I think if you asked my students to name one single value that I hold, passionately, they would say: "She HATES lazy relativism." I deliver my diatribe against lazy relativism in every class-- usually multiple times-- to the point where I actually feel sorry for students who have taken my classes more than once and can practically recite the speech themselves. "Lazy relativism" is the kind of thinking that never bothers to account for itself, that can't formulate its own principles, that won't try to settle disagreements, barely even engages in disagreements, and which runs and hides behind completely lame acquiescences like "well, what's true for you is true for you, and what's true for me is true for me... so, like, whatever, dude."
The thing that bothers me the most about this kind of attitude is that, more often than not, the people who adopt it aren't actually relativists! That is to say, most people who resort to lazy relativism actually DO believe that their beliefs are true (even "True"), and that people who disagree with them are wrong, but they haven't thought through the justifications for their particular positions or values in advance and can't seem to be bothered to do it on the spot. Conveniently for them, we also live in a culture in which bad faith tolerance-for-others is ubiquitous and rewarded, while productive intellectual sparring is shunned, and they regularly confuse "defending one's position" with "imposing one's position." They don't want you to impose your silly falsehoods on them, and so they will ever-so-condescendingly refrain from imposing their Truth on you. Noblesse oblige, I guess. As anyone who watches television knows, political discourse these days only models this ridiculousness. Talking head on one side, talking head on the other, each spouting pre-fab position statements. Nobody talking to one another.
In my more patient moments, I try to get students to see the fundamental contradiction at the heart of lazy relativism. If I think that torture is morally impermissable and you think it's not, neither of us can also believe that we're both right. If I say something like, "well, I think it's wrong, that's the value that I hold, but you can believe the exact opposite and that's fine with me, too"... well then, frankly, I DON'T actually hold the value that I am claiming to hold. Of course, I can operate with a more robust relativist sensibility, in which I am willing to grant that I don't have any special access to Absolute Truths (or that there are no such things), but if I really believe that, then that only increases my burden of responsibility for giving some account of my claims. Or it requires me to stop using the language of values and judgments alltogether.

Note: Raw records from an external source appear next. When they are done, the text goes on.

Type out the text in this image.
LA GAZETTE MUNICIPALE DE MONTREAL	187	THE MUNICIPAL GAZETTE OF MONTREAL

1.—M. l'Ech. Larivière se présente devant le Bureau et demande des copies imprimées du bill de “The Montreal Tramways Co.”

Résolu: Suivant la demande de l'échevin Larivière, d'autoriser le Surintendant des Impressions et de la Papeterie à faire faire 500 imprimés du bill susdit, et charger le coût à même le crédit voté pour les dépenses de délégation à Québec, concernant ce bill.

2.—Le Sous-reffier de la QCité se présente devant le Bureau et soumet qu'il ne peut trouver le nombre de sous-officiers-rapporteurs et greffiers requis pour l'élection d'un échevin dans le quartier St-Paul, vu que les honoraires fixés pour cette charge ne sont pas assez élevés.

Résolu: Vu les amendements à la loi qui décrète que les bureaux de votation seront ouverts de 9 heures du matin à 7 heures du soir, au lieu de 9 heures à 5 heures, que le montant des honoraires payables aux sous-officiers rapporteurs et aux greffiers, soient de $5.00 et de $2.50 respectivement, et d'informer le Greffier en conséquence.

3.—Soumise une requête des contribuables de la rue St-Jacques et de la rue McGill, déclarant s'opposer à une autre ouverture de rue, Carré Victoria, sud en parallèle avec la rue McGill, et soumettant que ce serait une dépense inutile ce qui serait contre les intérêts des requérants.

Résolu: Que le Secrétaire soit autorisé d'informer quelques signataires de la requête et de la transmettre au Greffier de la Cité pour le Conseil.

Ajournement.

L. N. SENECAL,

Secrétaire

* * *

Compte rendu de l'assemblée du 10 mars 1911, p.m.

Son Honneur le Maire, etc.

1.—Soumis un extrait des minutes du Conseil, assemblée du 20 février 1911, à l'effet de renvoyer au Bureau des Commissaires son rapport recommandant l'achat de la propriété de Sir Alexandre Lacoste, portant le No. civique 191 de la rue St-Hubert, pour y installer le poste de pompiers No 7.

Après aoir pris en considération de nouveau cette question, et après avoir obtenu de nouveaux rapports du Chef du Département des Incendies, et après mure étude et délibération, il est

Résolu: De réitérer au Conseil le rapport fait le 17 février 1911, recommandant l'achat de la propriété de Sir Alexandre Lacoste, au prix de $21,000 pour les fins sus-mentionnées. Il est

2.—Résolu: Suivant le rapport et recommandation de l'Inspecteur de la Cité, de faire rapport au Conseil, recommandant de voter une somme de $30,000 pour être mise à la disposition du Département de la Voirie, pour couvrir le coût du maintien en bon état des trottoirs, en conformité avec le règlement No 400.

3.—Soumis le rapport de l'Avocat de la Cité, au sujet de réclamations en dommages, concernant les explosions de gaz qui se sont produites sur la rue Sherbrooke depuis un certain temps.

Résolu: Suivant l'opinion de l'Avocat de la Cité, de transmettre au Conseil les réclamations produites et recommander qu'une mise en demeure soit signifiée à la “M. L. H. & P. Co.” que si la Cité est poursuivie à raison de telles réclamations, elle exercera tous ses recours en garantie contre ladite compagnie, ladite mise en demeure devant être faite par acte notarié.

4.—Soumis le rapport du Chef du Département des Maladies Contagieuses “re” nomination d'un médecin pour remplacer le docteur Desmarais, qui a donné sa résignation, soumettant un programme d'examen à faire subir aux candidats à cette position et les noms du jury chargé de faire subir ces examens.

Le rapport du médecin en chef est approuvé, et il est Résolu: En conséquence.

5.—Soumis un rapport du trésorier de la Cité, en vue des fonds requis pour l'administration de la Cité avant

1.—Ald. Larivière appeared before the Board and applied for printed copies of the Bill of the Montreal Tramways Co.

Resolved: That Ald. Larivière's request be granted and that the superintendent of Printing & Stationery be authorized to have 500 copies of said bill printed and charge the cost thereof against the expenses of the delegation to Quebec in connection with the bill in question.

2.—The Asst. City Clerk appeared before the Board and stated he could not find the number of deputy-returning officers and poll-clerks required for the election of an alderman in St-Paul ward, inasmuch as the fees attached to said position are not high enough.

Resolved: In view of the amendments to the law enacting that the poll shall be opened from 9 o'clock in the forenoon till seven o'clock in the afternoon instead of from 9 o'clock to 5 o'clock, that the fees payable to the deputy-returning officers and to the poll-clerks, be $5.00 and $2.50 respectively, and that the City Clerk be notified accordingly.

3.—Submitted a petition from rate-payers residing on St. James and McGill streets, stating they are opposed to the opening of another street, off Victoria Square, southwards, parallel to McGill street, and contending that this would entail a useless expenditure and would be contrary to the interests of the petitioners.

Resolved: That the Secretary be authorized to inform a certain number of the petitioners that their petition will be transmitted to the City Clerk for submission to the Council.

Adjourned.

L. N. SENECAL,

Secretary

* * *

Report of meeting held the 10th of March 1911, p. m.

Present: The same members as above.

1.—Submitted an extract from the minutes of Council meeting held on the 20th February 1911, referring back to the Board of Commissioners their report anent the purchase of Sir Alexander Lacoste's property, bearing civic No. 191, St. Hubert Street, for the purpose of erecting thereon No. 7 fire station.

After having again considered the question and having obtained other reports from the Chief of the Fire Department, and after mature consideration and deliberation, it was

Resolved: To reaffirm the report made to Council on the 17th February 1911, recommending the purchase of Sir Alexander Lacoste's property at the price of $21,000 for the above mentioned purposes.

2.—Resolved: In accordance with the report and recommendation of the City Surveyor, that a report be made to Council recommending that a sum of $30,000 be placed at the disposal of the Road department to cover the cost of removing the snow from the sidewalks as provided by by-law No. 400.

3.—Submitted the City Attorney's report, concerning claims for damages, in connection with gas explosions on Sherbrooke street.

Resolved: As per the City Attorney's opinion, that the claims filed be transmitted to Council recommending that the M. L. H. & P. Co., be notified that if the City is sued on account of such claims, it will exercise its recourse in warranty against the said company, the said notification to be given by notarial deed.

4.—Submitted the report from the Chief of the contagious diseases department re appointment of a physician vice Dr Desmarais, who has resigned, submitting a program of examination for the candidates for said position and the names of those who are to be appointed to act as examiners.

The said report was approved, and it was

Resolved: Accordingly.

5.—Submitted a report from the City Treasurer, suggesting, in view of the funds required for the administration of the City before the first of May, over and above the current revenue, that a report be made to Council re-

Values shouldn't be easy things to hold, and if we can't hold onto ours when they come into conflict with others, then we ought to let them go. But we can't maintain any meaningful sense in the phrase "I believe x to be true" if we also allow not-x to be equally true. Not to get all law-of-noncontradiction on you or anything, but rules are rules. I prefer interlocutors with whom I totally and completely disagree, but who will own the passion of their convictions and translate those into discourse and action, over interlocutors who don't want to disturb the peace of parlor conversation. And I am, for the record, a relativist.